The liberation of Baghouz took about a month and could've taken much longer. The Syrian Democratic Forces that stormed the town once again received help from their American allies. The bombings were hard.

- Was it possible to liberate the town without air support?

- It was extremely difficult without air support. We suffered heavy casualties because even though the town is small, there were a lot of militants and civilians there.

Tens of thousands of people ended up cramped in a small area and had nowhere to flee. The Iraqi border was guarded by the border guard and the PMF Shia militia. The southern route was cut off by a natural obstacle — the Euphrates. The offensive was moving in both directions, along the border and the river.

Here's the location of the ISIS fighters' last battle for Baghouz a tent camp in the outskirts of the town. There's the Euphrates river, with the positions of the Syrian Army and the city of Abu Kamal behind it. But even in this tent camp, the militants managed to prepare good defensive positions.

Guides tell us that almost every tent conceals an entrance to an underground shelter or defensive position. That's the reason the entire territory of the tent camp is covered in craters caused by air and artillery strikes. Civilians were hiding here together with militants. Not only militants but also a lot of women and children who supported the caliphate and fled to here, Baghouz, as the geography of this quasi-state was shrinking.

“They didn't want to surrender. Even women were fighting us along with their men. I saw their corpses, armed women and men lying in the same trench. Check out how many shell casings are lying around their positions.”

The town's supposed to be safe but our guides have the safeties off on their rifles just in case. Over the reign of the caliphate, a second underground town was dug out underneath the regular one. Nobody knows who or how many of them may still be hiding in there. However, the SDF-soldiers don't take us through the towns along the Euphrates that were liberated months ago. They pass them by, explaining that ISIS sleeper cells may be active.

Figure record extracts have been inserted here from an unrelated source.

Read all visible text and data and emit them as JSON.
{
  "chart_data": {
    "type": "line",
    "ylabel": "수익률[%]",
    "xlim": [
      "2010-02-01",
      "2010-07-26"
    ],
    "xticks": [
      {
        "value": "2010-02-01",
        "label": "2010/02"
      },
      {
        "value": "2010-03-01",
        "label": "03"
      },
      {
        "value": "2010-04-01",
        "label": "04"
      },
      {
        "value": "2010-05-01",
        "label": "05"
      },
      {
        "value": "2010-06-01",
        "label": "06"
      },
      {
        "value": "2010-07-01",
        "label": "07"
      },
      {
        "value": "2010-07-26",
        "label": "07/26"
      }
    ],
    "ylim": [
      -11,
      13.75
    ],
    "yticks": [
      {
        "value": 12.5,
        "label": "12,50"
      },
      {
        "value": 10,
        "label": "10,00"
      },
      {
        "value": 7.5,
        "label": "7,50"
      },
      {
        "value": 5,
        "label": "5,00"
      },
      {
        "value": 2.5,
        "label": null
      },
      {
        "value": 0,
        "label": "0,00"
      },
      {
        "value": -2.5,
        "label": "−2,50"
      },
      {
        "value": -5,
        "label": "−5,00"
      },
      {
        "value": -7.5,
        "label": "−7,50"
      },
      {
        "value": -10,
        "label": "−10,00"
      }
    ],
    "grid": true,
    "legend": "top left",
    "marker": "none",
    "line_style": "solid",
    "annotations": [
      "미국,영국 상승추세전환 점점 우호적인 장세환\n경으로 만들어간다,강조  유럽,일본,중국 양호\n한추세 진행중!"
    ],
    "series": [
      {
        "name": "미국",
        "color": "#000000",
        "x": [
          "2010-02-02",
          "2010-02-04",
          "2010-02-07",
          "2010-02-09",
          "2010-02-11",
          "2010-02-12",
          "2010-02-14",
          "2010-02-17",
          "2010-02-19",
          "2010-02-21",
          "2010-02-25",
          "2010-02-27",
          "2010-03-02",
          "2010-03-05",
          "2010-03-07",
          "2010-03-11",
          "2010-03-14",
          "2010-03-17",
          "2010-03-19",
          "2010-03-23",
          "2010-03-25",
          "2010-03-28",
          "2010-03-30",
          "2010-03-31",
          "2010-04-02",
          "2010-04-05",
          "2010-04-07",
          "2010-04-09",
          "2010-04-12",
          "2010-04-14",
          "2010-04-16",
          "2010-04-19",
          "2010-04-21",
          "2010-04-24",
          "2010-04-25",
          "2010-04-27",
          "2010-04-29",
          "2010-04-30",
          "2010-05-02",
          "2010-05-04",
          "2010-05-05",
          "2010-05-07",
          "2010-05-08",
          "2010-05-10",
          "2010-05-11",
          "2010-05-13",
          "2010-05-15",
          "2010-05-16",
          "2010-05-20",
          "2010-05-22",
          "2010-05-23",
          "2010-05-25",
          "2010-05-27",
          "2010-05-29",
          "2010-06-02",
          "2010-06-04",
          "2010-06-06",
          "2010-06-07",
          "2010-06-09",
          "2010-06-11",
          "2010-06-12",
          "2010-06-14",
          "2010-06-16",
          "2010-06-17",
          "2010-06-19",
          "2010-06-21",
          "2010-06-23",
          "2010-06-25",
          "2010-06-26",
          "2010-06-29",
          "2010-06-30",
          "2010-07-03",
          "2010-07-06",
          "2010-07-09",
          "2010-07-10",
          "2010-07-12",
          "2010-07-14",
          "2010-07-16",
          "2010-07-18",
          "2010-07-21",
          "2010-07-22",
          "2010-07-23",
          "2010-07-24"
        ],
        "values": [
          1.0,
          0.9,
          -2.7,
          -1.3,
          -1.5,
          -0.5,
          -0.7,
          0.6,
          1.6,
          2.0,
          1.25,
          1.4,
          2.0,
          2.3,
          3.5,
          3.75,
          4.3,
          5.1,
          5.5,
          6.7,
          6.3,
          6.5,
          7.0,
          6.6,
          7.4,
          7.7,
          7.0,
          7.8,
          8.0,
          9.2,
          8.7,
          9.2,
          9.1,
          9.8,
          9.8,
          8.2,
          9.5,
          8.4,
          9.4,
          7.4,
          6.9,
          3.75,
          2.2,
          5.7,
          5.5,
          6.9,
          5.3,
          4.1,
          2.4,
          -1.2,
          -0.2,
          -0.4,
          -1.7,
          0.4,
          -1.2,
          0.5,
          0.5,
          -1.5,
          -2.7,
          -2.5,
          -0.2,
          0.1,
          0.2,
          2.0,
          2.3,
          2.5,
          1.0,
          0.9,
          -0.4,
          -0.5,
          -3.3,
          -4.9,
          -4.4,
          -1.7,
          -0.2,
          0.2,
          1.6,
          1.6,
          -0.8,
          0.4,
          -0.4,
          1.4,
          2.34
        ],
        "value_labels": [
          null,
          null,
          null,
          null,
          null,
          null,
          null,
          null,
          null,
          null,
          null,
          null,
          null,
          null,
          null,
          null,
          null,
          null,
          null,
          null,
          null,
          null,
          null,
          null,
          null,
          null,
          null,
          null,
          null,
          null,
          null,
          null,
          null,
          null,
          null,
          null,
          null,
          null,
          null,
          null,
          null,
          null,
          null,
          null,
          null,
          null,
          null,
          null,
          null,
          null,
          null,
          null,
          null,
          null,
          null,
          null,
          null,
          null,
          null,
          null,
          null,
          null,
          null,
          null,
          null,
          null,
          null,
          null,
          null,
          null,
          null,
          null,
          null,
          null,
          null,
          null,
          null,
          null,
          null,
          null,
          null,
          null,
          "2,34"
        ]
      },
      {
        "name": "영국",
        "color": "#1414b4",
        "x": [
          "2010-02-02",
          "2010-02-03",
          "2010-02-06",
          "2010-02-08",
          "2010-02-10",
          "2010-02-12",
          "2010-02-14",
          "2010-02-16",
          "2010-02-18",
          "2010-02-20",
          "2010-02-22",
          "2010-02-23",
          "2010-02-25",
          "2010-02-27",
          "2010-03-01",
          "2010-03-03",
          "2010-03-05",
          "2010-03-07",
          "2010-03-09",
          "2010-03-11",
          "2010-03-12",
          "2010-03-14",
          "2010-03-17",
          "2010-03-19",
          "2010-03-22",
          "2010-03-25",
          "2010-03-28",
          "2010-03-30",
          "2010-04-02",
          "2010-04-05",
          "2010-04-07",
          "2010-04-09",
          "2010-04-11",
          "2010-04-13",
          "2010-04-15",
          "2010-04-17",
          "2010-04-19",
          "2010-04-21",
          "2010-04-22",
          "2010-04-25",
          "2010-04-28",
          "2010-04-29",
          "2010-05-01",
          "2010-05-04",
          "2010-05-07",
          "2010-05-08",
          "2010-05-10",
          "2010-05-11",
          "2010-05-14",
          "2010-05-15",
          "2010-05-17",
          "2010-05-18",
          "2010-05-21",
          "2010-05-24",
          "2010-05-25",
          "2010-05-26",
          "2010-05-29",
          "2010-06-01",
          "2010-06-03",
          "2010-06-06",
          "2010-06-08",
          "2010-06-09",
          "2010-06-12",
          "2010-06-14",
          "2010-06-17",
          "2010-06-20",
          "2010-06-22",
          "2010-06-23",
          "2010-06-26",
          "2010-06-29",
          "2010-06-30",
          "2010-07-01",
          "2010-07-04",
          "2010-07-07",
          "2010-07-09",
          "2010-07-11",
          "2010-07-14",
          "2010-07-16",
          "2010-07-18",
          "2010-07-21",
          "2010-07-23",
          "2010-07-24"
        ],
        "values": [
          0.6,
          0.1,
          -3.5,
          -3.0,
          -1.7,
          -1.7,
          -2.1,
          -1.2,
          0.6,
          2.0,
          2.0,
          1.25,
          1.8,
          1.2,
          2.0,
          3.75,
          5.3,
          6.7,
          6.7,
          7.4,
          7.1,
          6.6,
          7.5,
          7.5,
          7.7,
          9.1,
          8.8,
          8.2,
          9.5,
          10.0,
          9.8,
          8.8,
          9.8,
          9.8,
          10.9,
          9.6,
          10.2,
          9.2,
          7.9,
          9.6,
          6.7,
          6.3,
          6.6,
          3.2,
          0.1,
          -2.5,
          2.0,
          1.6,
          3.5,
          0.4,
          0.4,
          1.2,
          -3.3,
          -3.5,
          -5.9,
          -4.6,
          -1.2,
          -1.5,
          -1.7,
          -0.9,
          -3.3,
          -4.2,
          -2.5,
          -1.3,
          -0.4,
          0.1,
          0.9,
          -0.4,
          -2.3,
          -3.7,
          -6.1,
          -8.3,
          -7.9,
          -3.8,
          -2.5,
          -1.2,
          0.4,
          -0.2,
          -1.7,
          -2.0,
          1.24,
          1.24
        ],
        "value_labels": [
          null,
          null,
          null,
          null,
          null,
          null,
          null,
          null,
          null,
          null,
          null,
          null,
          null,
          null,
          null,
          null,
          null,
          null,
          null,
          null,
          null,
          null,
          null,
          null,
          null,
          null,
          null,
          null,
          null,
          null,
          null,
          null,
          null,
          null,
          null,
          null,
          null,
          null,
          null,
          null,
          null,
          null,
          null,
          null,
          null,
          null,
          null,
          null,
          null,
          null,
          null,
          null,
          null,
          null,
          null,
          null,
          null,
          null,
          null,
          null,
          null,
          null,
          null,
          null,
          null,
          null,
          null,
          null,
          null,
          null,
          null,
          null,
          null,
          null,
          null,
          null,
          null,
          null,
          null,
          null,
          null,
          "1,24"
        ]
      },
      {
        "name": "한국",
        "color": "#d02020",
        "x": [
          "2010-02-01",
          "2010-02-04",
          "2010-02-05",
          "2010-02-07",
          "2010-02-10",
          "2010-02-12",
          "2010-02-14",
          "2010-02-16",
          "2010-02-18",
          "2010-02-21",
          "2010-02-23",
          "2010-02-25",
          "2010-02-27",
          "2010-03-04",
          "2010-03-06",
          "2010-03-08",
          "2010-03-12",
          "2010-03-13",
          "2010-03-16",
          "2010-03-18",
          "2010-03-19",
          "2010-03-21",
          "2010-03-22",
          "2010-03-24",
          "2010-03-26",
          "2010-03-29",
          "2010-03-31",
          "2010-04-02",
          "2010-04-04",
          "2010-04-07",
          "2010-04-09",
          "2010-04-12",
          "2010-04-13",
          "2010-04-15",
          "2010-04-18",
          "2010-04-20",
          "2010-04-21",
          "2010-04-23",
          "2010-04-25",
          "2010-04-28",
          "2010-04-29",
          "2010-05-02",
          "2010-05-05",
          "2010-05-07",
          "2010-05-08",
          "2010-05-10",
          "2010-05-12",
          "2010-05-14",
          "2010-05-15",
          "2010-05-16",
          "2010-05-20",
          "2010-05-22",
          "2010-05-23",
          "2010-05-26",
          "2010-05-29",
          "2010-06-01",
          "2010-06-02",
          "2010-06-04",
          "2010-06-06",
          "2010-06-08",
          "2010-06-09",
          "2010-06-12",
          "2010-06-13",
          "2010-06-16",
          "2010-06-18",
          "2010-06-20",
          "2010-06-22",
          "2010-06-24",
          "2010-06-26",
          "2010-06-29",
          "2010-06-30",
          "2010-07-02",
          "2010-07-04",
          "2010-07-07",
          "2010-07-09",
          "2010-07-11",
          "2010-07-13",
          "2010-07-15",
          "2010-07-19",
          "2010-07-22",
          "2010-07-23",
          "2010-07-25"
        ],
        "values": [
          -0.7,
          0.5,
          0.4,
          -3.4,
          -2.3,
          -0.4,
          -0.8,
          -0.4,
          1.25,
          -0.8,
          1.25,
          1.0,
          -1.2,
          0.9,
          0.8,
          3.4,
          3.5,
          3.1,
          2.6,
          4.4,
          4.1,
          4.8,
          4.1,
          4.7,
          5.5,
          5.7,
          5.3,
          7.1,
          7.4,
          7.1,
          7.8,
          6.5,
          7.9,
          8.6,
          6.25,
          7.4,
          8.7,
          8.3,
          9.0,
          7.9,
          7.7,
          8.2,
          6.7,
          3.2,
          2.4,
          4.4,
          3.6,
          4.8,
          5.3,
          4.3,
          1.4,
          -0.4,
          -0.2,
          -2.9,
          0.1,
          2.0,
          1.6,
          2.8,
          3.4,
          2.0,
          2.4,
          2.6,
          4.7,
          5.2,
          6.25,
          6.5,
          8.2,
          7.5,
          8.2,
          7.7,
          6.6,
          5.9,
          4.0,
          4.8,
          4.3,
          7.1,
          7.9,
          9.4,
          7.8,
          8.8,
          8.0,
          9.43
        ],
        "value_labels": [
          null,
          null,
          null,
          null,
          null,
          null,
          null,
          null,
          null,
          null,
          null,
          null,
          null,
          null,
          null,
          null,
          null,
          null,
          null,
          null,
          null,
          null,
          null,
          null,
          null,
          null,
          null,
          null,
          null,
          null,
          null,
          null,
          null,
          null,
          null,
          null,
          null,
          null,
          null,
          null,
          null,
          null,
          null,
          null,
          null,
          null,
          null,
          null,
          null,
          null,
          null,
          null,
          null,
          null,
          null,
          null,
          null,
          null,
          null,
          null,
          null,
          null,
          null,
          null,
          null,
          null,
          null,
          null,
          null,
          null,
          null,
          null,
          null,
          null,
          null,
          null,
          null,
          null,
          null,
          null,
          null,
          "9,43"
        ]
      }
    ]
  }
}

"Our soldiers have just begun checking the underground section. Working there is hard; entire passages and tunnels are hidden underground".

Even on the surface, mines and suicide bomber belts are still scattered here and there. The houses have been checked but we're still recommended to stay cautious. No place in the last town occupied by ISIS is guaranteed to be safe. Each building is fit-out to house a sniper or machine-gunner position. This hole looks unremarkable on the outside but there was a sniper behind the wall.

The town of Baghouz smells like death. The corpses of dead civilians haven't been removed yet. The troops don't seem to be willing to clear up the mines. Even the ISIS graffiti hasn't been painted over. The Syrian Democratic Forces that control the territory with the support of the US don't really care if anybody comes back here or not. The residents of Baghouz have moved to the Al-Hol camp, which is infamous for its catastrophic humanitarian condition. Journalists are banned from entering the camp.

Now, units composed of former ISIS fighters are being deployed here from the Jordan border by the US in order to perform partisan operations, prolonging the war, and giving the US grounds to justify its presence in the region.

Anton Stepanenko and Artyom Grigoryan VESTI, Qamishli, Syria.